Our patient presented with recurrent episodes of sinopulmonary infections. Imaging findings revealed bronchiectasis, dextrocardia, and situs inversus, which met the diagnostic criteria for KS. Laboratory screening and confirmatory tests, which required a better clinical setup, were not done.

As there is no easy, reliable non-invasive diagnostic test for KS and the correct diagnosis is often delayed by years, it may cause chronic respiratory problems with reduced quality of life [7, 9, 10].

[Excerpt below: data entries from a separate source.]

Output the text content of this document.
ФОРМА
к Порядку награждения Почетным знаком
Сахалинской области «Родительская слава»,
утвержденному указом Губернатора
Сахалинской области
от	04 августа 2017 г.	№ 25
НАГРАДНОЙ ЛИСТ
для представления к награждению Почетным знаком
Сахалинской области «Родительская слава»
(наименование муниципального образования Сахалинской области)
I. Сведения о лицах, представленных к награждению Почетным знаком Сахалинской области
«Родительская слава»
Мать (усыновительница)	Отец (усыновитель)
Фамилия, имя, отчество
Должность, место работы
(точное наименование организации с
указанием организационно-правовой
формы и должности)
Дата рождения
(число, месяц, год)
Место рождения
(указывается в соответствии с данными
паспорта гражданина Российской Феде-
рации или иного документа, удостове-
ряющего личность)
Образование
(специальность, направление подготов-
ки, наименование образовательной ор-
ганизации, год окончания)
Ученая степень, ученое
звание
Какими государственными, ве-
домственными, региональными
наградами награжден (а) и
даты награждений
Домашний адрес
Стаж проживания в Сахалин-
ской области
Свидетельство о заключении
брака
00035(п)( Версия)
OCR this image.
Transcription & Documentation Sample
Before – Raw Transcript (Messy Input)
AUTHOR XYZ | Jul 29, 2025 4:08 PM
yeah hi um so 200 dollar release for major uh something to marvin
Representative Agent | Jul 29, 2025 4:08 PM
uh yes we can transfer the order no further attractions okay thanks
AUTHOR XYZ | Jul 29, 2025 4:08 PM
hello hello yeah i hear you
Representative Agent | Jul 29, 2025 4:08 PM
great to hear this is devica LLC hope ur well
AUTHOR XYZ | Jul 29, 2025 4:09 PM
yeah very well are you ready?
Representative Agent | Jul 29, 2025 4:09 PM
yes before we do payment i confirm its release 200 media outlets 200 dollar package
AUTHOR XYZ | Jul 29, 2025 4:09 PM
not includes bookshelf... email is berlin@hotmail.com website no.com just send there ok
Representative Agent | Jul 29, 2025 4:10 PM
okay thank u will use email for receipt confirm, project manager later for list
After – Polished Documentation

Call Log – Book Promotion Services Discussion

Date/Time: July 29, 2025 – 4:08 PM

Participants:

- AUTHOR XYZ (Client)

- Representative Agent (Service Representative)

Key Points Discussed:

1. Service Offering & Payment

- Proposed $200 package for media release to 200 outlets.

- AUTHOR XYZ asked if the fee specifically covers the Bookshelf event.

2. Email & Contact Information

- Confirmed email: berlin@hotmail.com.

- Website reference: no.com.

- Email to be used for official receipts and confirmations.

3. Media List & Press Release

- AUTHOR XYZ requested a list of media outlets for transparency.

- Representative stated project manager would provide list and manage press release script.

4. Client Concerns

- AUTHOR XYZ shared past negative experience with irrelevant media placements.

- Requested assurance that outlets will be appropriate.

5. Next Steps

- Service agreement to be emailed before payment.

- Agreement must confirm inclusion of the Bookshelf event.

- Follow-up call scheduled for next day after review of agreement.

Standard treatment for sinopulmonary problems in people with KS includes chest physiotherapy, mucolytics, and antibiotics. A long-term low-dose prophylactic antibiotic is required in those with frequent exacerbation of bronchiectasis (≥3 times/year). Influenza and pneumococcal vaccination should be routinely given [7, 9, 10].

Conclusions

Patients with KS exist in Ethiopia as cases of chronic recurrent sinopulmonary infections. As there is no easy, reliable non-invasive diagnostic test for KS and the correct diagnosis is often delayed by years, it may cause chronic respiratory problems with reduced quality of life. Genetic counseling and fertility issues should be addressed once KS is diagnosed.